Annulation 6 mai 2025
Annulation 26 septembre 2025
Commentaire • 0
Sur la décision
| Référence : | TA Bordeaux, 6e ch., 6 mai 2025, n° 2405689 |
|---|---|
| Juridiction : | Tribunal administratif de Bordeaux |
| Numéro : | 2405689 |
| Type de recours : | Excès de pouvoir |
| Dispositif : | Satisfaction totale |
| Date de dernière mise à jour : | 30 mai 2025 |
Texte intégral
Vu la procédure suivante :
Par une requête et un mémoire enregistrés le 12 septembre et le 30 septembre 2024, M. A C, représenté par Me Cesso, demande au tribunal, dans le dernier état de ses écritures :
1°) d’annuler pour excès de pouvoir l’arrêté du 24 septembre 2024 par lequel le préfet de la Gironde a refusé de lui délivrer un titre de séjour, l’a obligé à quitter le territoire français dans le délai de trente jours et a fixé le pays de destination, ensemble la décision implicite de rejet née du silence gardé par l’autorité administrative sur sa demande de délivrance de titre de séjour du 27 octobre 2023 ;
2°) d’enjoindre au préfet de la Gironde, à titre principal, de lui délivrer un titre de séjour portant la mention « vie privée et familiale », à titre subsidiaire, de réexaminer sa demande en lui délivrant une autorisation provisoire de séjour, le tout dans le délai d’un mois suivant la notification du jugement à intervenir ;
3°) de mettre à la charge de l’Etat une somme de 1 500 euros à verser à son conseil sur le fondement des dispositions combinées de l’article L. 761-1 du code de justice administrative et de l’article 37 de la loi du 10 juillet 1991.
Il soutient que :
Sur la décision implicite de rejet :
— ses motifs, demandés le 23 avril 2024, n’ont pas été communiqués ;
— elle est entachée d’un vice de procédure faute de saisine de la commission du titre de séjour ;
— elle méconnaît les dispositions de l’article L. 423-23 du code de l’entrée et du séjour des étrangers et du droit d’asile et les stipulations de l’article 8 de la convention européenne de sauvegarde des droits de l’homme et des libertés fondamentales ;
— elle méconnaît l’article L. 435-1 du code de l’entrée et du séjour des étrangers et du droit d’asile et elle est entachée d’une erreur manifeste d’appréciation de sa situation ;
Sur l’arrêté du 24 septembre 2024 pris dans son ensemble :
— il est entachée de nombreuses erreurs de fait ;
— il est entaché d’un défaut de motivation ;
— il est entaché d’un vice de procédure faute de saisine de la commission du titre de séjour ;
Sur la décision de refus de délivrance d’un titre de séjour ;
— elle méconnaît les dispositions de l’article L. 423-23 du code de l’entrée et du séjour des étrangers et du droit d’asile et les stipulations de l’article 8 de la convention européenne de sauvegarde des droits de l’homme et des libertés fondamentales ;
— elle méconnaît l’article L. 435-1 du code de l’entrée et du séjour des étrangers et du droit d’asile ;
Sur l’obligation de quitter le territoire français dans le délai de trente jours :
— elle est entachée d’une erreur de droit car il rentre dans les catégories lui permettant de bénéficier d’un titre de séjour de plein droit ;
— elle est entachée d’une erreur manifeste d’appréciation de ses conséquences sur sa situation et elle méconnaît l’article 8 de la convention européenne de sauvegarde des droits de l’homme et des libertés fondamentales.

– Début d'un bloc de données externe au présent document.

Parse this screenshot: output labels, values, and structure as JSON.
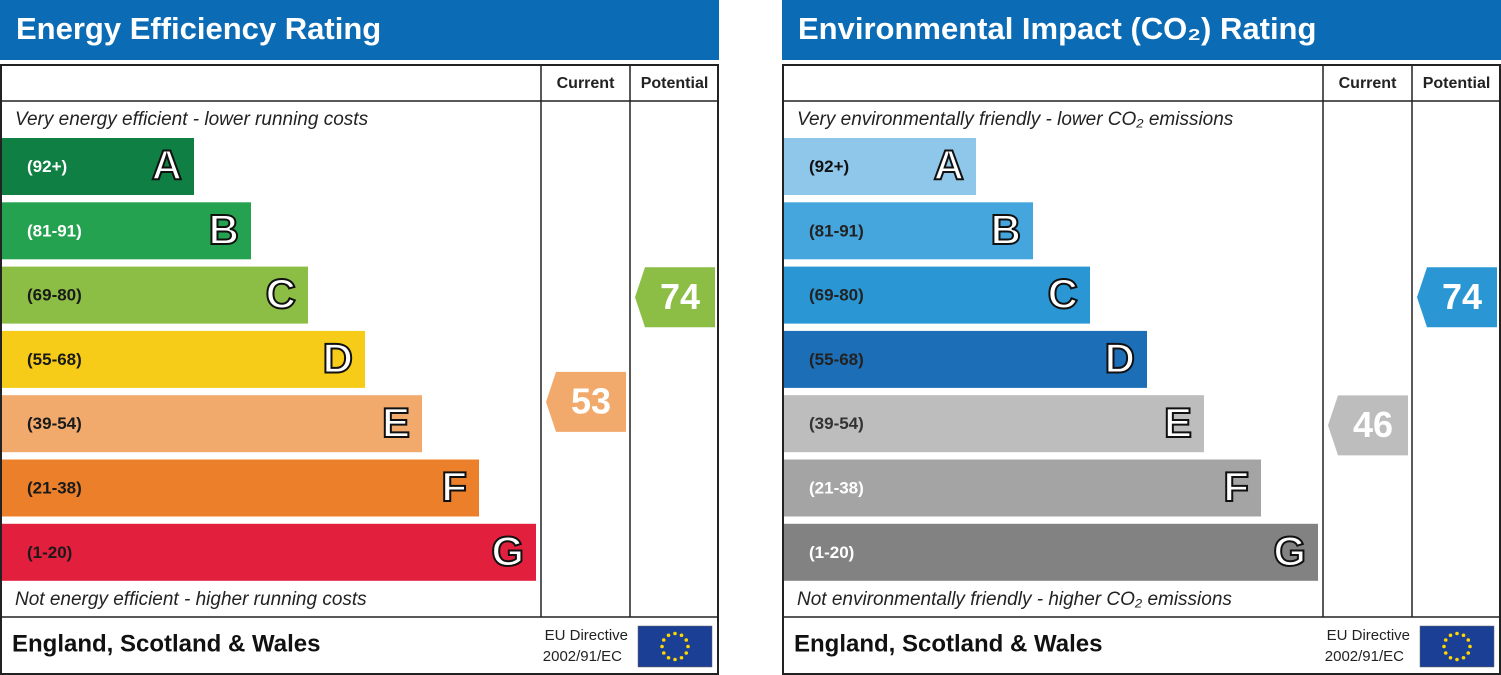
{
  "panels": [
    {
      "title": "Energy Efficiency Rating",
      "columns": [
        "Current",
        "Potential"
      ],
      "top_note": "Very energy efficient - lower running costs",
      "bottom_note": "Not energy efficient - higher running costs",
      "bands": [
        {
          "range": "(92+)",
          "letter": "A",
          "color": "#0f7f43",
          "text_color": "#ffffff"
        },
        {
          "range": "(81-91)",
          "letter": "B",
          "color": "#24a24f",
          "text_color": "#ffffff"
        },
        {
          "range": "(69-80)",
          "letter": "C",
          "color": "#8cbd45",
          "text_color": "#1a1a1a"
        },
        {
          "range": "(55-68)",
          "letter": "D",
          "color": "#f6cc18",
          "text_color": "#1a1a1a"
        },
        {
          "range": "(39-54)",
          "letter": "E",
          "color": "#f1aa6c",
          "text_color": "#1a1a1a"
        },
        {
          "range": "(21-38)",
          "letter": "F",
          "color": "#ec7f2a",
          "text_color": "#1a1a1a"
        },
        {
          "range": "(1-20)",
          "letter": "G",
          "color": "#e21f3d",
          "text_color": "#1a1a1a"
        }
      ],
      "current": 53,
      "potential": 74,
      "footer": {
        "region": "England, Scotland & Wales",
        "directive": [
          "EU Directive",
          "2002/91/EC"
        ]
      }
    },
    {
      "title": "Environmental Impact (CO₂) Rating",
      "columns": [
        "Current",
        "Potential"
      ],
      "top_note": "Very environmentally friendly - lower CO₂ emissions",
      "bottom_note": "Not environmentally friendly - higher CO₂ emissions",
      "bands": [
        {
          "range": "(92+)",
          "letter": "A",
          "color": "#8ec7ea",
          "text_color": "#111111"
        },
        {
          "range": "(81-91)",
          "letter": "B",
          "color": "#45a6de",
          "text_color": "#222222"
        },
        {
          "range": "(69-80)",
          "letter": "C",
          "color": "#2a97d4",
          "text_color": "#222222"
        },
        {
          "range": "(55-68)",
          "letter": "D",
          "color": "#1c6fb6",
          "text_color": "#222222"
        },
        {
          "range": "(39-54)",
          "letter": "E",
          "color": "#bdbdbd",
          "text_color": "#333333"
        },
        {
          "range": "(21-38)",
          "letter": "F",
          "color": "#a4a4a4",
          "text_color": "#ffffff"
        },
        {
          "range": "(1-20)",
          "letter": "G",
          "color": "#828282",
          "text_color": "#ffffff"
        }
      ],
      "current": 46,
      "potential": 74,
      "footer": {
        "region": "England, Scotland & Wales",
        "directive": [
          "EU Directive",
          "2002/91/EC"
        ]
      }
    }
  ]
}
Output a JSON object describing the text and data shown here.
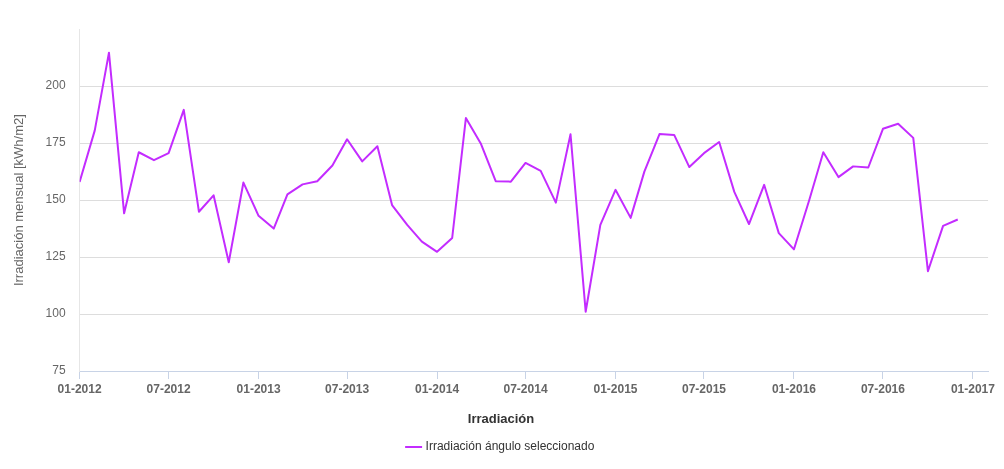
{
  "chart_data": {
    "type": "line",
    "ylabel": "Irradiación mensual [kWh/m2]",
    "legend_title": "Irradiación",
    "legend": "bottom",
    "grid": "y",
    "marker": "none",
    "line_style": "solid",
    "x": [
      "2012-01",
      "2012-02",
      "2012-03",
      "2012-04",
      "2012-05",
      "2012-06",
      "2012-07",
      "2012-08",
      "2012-09",
      "2012-10",
      "2012-11",
      "2012-12",
      "2013-01",
      "2013-02",
      "2013-03",
      "2013-04",
      "2013-05",
      "2013-06",
      "2013-07",
      "2013-08",
      "2013-09",
      "2013-10",
      "2013-11",
      "2013-12",
      "2014-01",
      "2014-02",
      "2014-03",
      "2014-04",
      "2014-05",
      "2014-06",
      "2014-07",
      "2014-08",
      "2014-09",
      "2014-10",
      "2014-11",
      "2014-12",
      "2015-01",
      "2015-02",
      "2015-03",
      "2015-04",
      "2015-05",
      "2015-06",
      "2015-07",
      "2015-08",
      "2015-09",
      "2015-10",
      "2015-11",
      "2015-12",
      "2016-01",
      "2016-02",
      "2016-03",
      "2016-04",
      "2016-05",
      "2016-06",
      "2016-07",
      "2016-08",
      "2016-09",
      "2016-10",
      "2016-11",
      "2016-12"
    ],
    "series": [
      {
        "name": "Irradiación ángulo seleccionado",
        "color": "#c32cff",
        "values": [
          158,
          180.6,
          214.7,
          144.2,
          171,
          167.5,
          170.6,
          189.6,
          144.9,
          152.1,
          122.7,
          157.7,
          143.1,
          137.5,
          152.5,
          156.9,
          158.3,
          165.2,
          176.7,
          167,
          173.6,
          147.8,
          139.1,
          131.8,
          127.3,
          133.4,
          186,
          174.6,
          158.3,
          158.1,
          166.3,
          162.8,
          148.9,
          178.9,
          101,
          139.1,
          154.5,
          142.2,
          162.5,
          179,
          178.6,
          164.5,
          170.6,
          175.5,
          153.6,
          139.5,
          156.7,
          135.5,
          128.4,
          149.8,
          171,
          160.1,
          164.8,
          164.3,
          181.3,
          183.5,
          177.3,
          118.8,
          138.7,
          141.5
        ]
      }
    ],
    "xlim": [
      "2012-01",
      "2017-02"
    ],
    "xticks": [
      {
        "value": "2012-01",
        "label": "01-2012"
      },
      {
        "value": "2012-07",
        "label": "07-2012"
      },
      {
        "value": "2013-01",
        "label": "01-2013"
      },
      {
        "value": "2013-07",
        "label": "07-2013"
      },
      {
        "value": "2014-01",
        "label": "01-2014"
      },
      {
        "value": "2014-07",
        "label": "07-2014"
      },
      {
        "value": "2015-01",
        "label": "01-2015"
      },
      {
        "value": "2015-07",
        "label": "07-2015"
      },
      {
        "value": "2016-01",
        "label": "01-2016"
      },
      {
        "value": "2016-07",
        "label": "07-2016"
      },
      {
        "value": "2017-01",
        "label": "01-2017"
      }
    ],
    "ylim": [
      75,
      225
    ],
    "yticks": [
      75,
      100,
      125,
      150,
      175,
      200
    ]
  }
}
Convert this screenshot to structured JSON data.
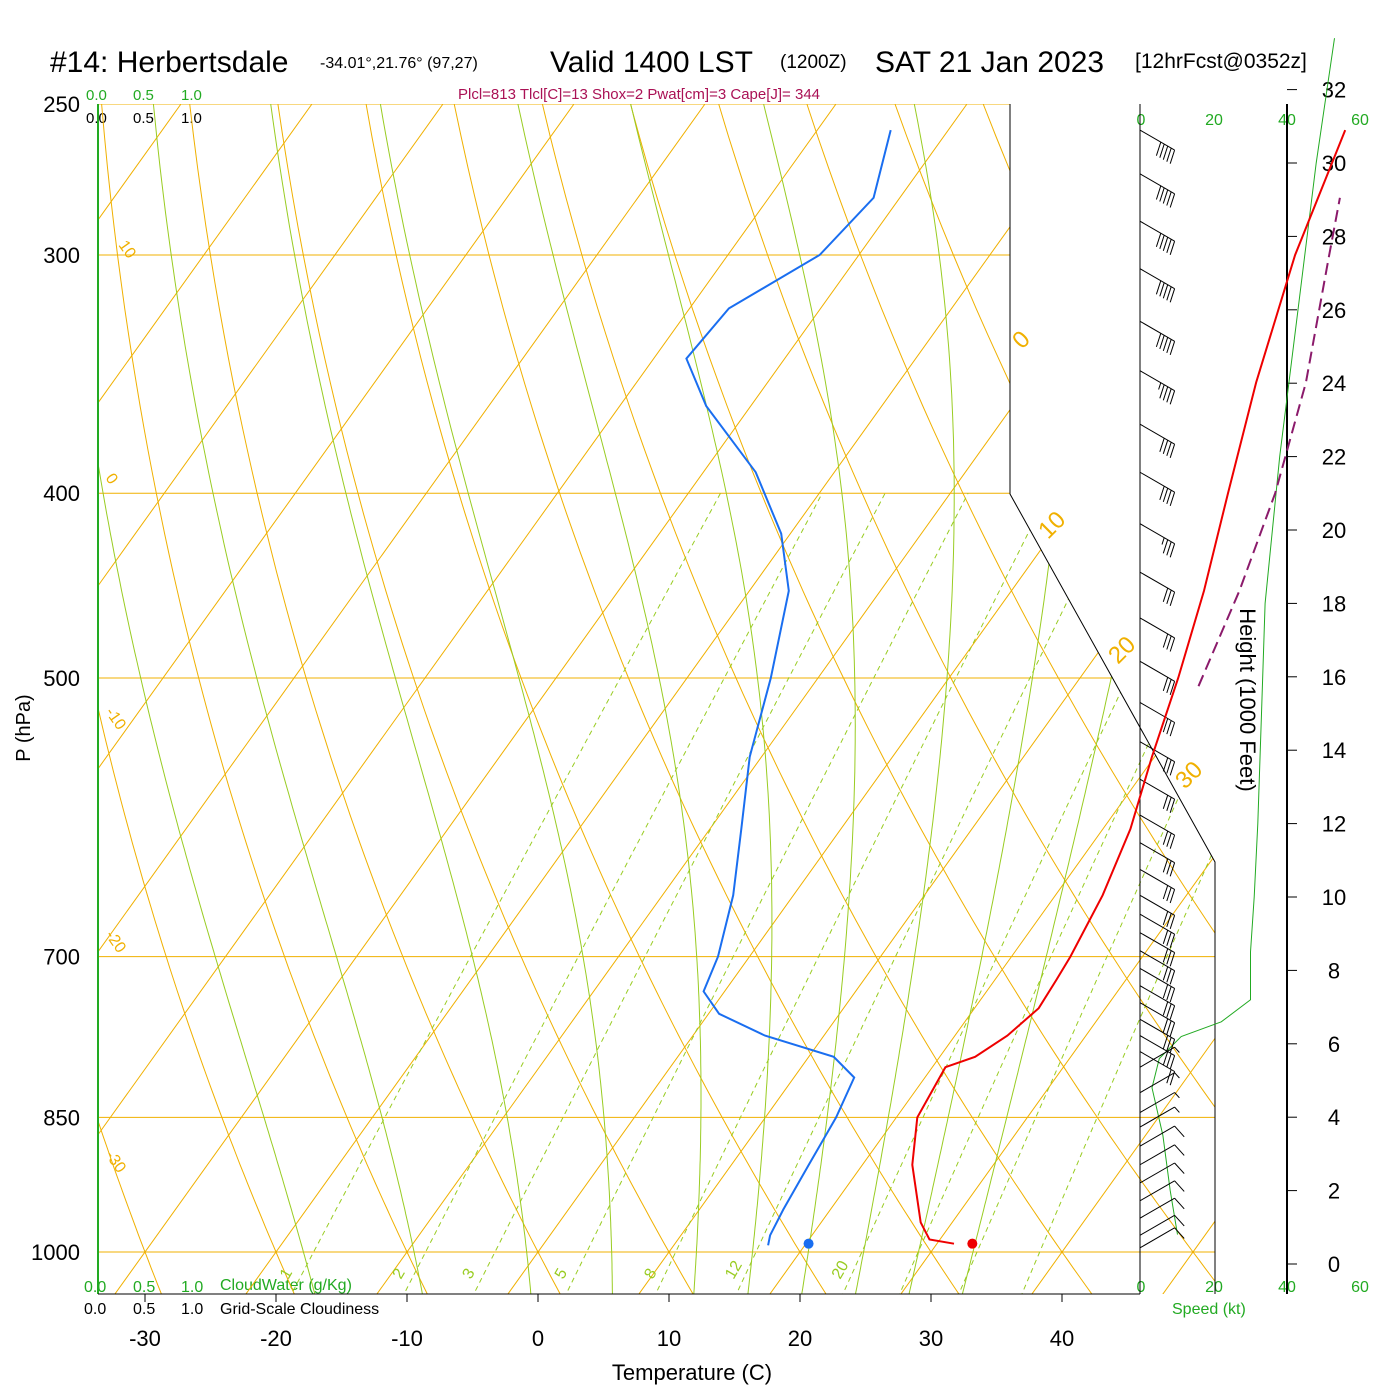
{
  "header": {
    "station": "#14: Herbertsdale",
    "coords": "-34.01°,21.76° (97,27)",
    "valid": "Valid 1400 LST",
    "zulu": "(1200Z)",
    "date": "SAT 21 Jan 2023",
    "forecast": "[12hrFcst@0352z]",
    "indices": "Plcl=813 Tlcl[C]=13 Shox=2 Pwat[cm]=3 Cape[J]= 344"
  },
  "scales": {
    "cloudwater_ticks": [
      "0.0",
      "0.5",
      "1.0"
    ],
    "cloudiness_ticks": [
      "0.0",
      "0.5",
      "1.0"
    ],
    "cloudwater_label": "CloudWater (g/Kg)",
    "cloudiness_label": "Grid-Scale Cloudiness",
    "speed_ticks": [
      "0",
      "20",
      "40",
      "60"
    ],
    "speed_label": "Speed (kt)"
  },
  "colors": {
    "temperature": "#ee0000",
    "dewpoint": "#1a6ef0",
    "parcel": "#8b1a6b",
    "isotherm": "#f0b000",
    "dry_adiabat": "#f0b000",
    "moist_adiabat": "#99cc22",
    "mixing_ratio": "#99cc22",
    "speed": "#22aa22",
    "indices_text": "#aa1155",
    "green_text": "#22aa22"
  },
  "chart_data": {
    "type": "skew-t",
    "xlabel": "Temperature (C)",
    "ylabel": "P (hPa)",
    "y2label": "Height (1000 Feet)",
    "x_ticks": [
      -30,
      -20,
      -10,
      0,
      10,
      20,
      30,
      40
    ],
    "p_ticks": [
      250,
      300,
      400,
      500,
      700,
      850,
      1000
    ],
    "xlim": [
      -33,
      48
    ],
    "plim": [
      1100,
      250
    ],
    "height_ticks": [
      0,
      2,
      4,
      6,
      8,
      10,
      12,
      14,
      16,
      18,
      20,
      22,
      24,
      26,
      28,
      30,
      32
    ],
    "isotherm_labels": [
      -30,
      -20,
      -10,
      0,
      10,
      20,
      30
    ],
    "potential_temp_labels": [
      10,
      0,
      -10,
      -20,
      -30
    ],
    "mixing_ratio_labels": [
      "1",
      "2",
      "3",
      "5",
      "8",
      "12",
      "20"
    ],
    "temperature": [
      {
        "p": 990,
        "t": 31.3
      },
      {
        "p": 985,
        "t": 29.2
      },
      {
        "p": 965,
        "t": 27.6
      },
      {
        "p": 900,
        "t": 23.8
      },
      {
        "p": 850,
        "t": 21.6
      },
      {
        "p": 800,
        "t": 21.0
      },
      {
        "p": 790,
        "t": 22.7
      },
      {
        "p": 770,
        "t": 24.0
      },
      {
        "p": 745,
        "t": 24.9
      },
      {
        "p": 720,
        "t": 24.7
      },
      {
        "p": 700,
        "t": 24.5
      },
      {
        "p": 650,
        "t": 23.6
      },
      {
        "p": 600,
        "t": 22.1
      },
      {
        "p": 550,
        "t": 19.8
      },
      {
        "p": 500,
        "t": 17.5
      },
      {
        "p": 450,
        "t": 14.7
      },
      {
        "p": 400,
        "t": 11.2
      },
      {
        "p": 350,
        "t": 7.3
      },
      {
        "p": 300,
        "t": 3.3
      },
      {
        "p": 270,
        "t": 1.2
      },
      {
        "p": 258,
        "t": 0.3
      }
    ],
    "dewpoint": [
      {
        "p": 992,
        "t": 17.2
      },
      {
        "p": 980,
        "t": 16.8
      },
      {
        "p": 950,
        "t": 16.4
      },
      {
        "p": 900,
        "t": 15.9
      },
      {
        "p": 850,
        "t": 15.4
      },
      {
        "p": 810,
        "t": 14.6
      },
      {
        "p": 790,
        "t": 11.9
      },
      {
        "p": 770,
        "t": 5.5
      },
      {
        "p": 750,
        "t": 0.8
      },
      {
        "p": 730,
        "t": -1.6
      },
      {
        "p": 700,
        "t": -2.4
      },
      {
        "p": 650,
        "t": -4.6
      },
      {
        "p": 600,
        "t": -7.6
      },
      {
        "p": 550,
        "t": -10.9
      },
      {
        "p": 500,
        "t": -13.6
      },
      {
        "p": 450,
        "t": -17.0
      },
      {
        "p": 420,
        "t": -20.7
      },
      {
        "p": 390,
        "t": -26.0
      },
      {
        "p": 360,
        "t": -33.4
      },
      {
        "p": 340,
        "t": -37.5
      },
      {
        "p": 320,
        "t": -37.0
      },
      {
        "p": 300,
        "t": -33.0
      },
      {
        "p": 280,
        "t": -32.0
      },
      {
        "p": 258,
        "t": -34.4
      }
    ],
    "parcel": [
      {
        "p": 505,
        "t": 19.5
      },
      {
        "p": 450,
        "t": 17.4
      },
      {
        "p": 400,
        "t": 14.8
      },
      {
        "p": 350,
        "t": 11.1
      },
      {
        "p": 300,
        "t": 5.9
      },
      {
        "p": 280,
        "t": 3.6
      }
    ],
    "surface_temperature": 32.7,
    "surface_dewpoint": 20.2,
    "surface_pressure": 990,
    "speed_profile_kt": [
      {
        "h": 0.8,
        "v": 10
      },
      {
        "h": 2.0,
        "v": 8
      },
      {
        "h": 3.5,
        "v": 6
      },
      {
        "h": 4.8,
        "v": 3
      },
      {
        "h": 5.6,
        "v": 5
      },
      {
        "h": 6.2,
        "v": 11
      },
      {
        "h": 6.6,
        "v": 22
      },
      {
        "h": 7.2,
        "v": 30
      },
      {
        "h": 8.5,
        "v": 30
      },
      {
        "h": 10.0,
        "v": 31
      },
      {
        "h": 12.0,
        "v": 32
      },
      {
        "h": 15.0,
        "v": 33
      },
      {
        "h": 18.0,
        "v": 34
      },
      {
        "h": 22.0,
        "v": 38
      },
      {
        "h": 26.0,
        "v": 43
      },
      {
        "h": 30.0,
        "v": 48
      },
      {
        "h": 33.4,
        "v": 53
      }
    ],
    "wind_barbs": [
      {
        "p": 995,
        "dir": 240,
        "kt": 10
      },
      {
        "p": 980,
        "dir": 240,
        "kt": 10
      },
      {
        "p": 960,
        "dir": 240,
        "kt": 10
      },
      {
        "p": 940,
        "dir": 240,
        "kt": 10
      },
      {
        "p": 920,
        "dir": 240,
        "kt": 10
      },
      {
        "p": 900,
        "dir": 240,
        "kt": 10
      },
      {
        "p": 880,
        "dir": 240,
        "kt": 10
      },
      {
        "p": 860,
        "dir": 240,
        "kt": 5
      },
      {
        "p": 845,
        "dir": 240,
        "kt": 5
      },
      {
        "p": 825,
        "dir": 240,
        "kt": 5
      },
      {
        "p": 800,
        "dir": 240,
        "kt": 5
      },
      {
        "p": 785,
        "dir": 300,
        "kt": 20
      },
      {
        "p": 770,
        "dir": 300,
        "kt": 30
      },
      {
        "p": 755,
        "dir": 300,
        "kt": 30
      },
      {
        "p": 740,
        "dir": 300,
        "kt": 30
      },
      {
        "p": 725,
        "dir": 300,
        "kt": 30
      },
      {
        "p": 710,
        "dir": 300,
        "kt": 30
      },
      {
        "p": 695,
        "dir": 300,
        "kt": 30
      },
      {
        "p": 680,
        "dir": 300,
        "kt": 30
      },
      {
        "p": 665,
        "dir": 300,
        "kt": 30
      },
      {
        "p": 650,
        "dir": 300,
        "kt": 30
      },
      {
        "p": 630,
        "dir": 300,
        "kt": 30
      },
      {
        "p": 610,
        "dir": 300,
        "kt": 30
      },
      {
        "p": 590,
        "dir": 300,
        "kt": 30
      },
      {
        "p": 565,
        "dir": 300,
        "kt": 30
      },
      {
        "p": 540,
        "dir": 300,
        "kt": 30
      },
      {
        "p": 515,
        "dir": 300,
        "kt": 30
      },
      {
        "p": 490,
        "dir": 300,
        "kt": 30
      },
      {
        "p": 465,
        "dir": 300,
        "kt": 30
      },
      {
        "p": 440,
        "dir": 300,
        "kt": 30
      },
      {
        "p": 415,
        "dir": 300,
        "kt": 35
      },
      {
        "p": 390,
        "dir": 300,
        "kt": 40
      },
      {
        "p": 368,
        "dir": 300,
        "kt": 40
      },
      {
        "p": 345,
        "dir": 300,
        "kt": 45
      },
      {
        "p": 325,
        "dir": 300,
        "kt": 50
      },
      {
        "p": 305,
        "dir": 300,
        "kt": 50
      },
      {
        "p": 288,
        "dir": 300,
        "kt": 50
      },
      {
        "p": 272,
        "dir": 300,
        "kt": 50
      },
      {
        "p": 258,
        "dir": 300,
        "kt": 50
      }
    ]
  }
}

La requête a été communiquée au préfet de la Gironde qui n’a pas produit d’observations.
Le 2 décembre 2024, le préfet de la Gironde a produit les pièces demandées par le tribunal.
Vu les autres pièces du dossier.
Vu :
— la convention européenne de sauvegarde des droits de l’homme et des libertés fondamentales ;
— le code de l’entrée et du séjour des étrangers et du droit d’asile ;
— le code de justice administrative.
La présidente de la formation de jugement a dispensé le rapporteur public, sur sa proposition, de prononcer des conclusions à l’audience.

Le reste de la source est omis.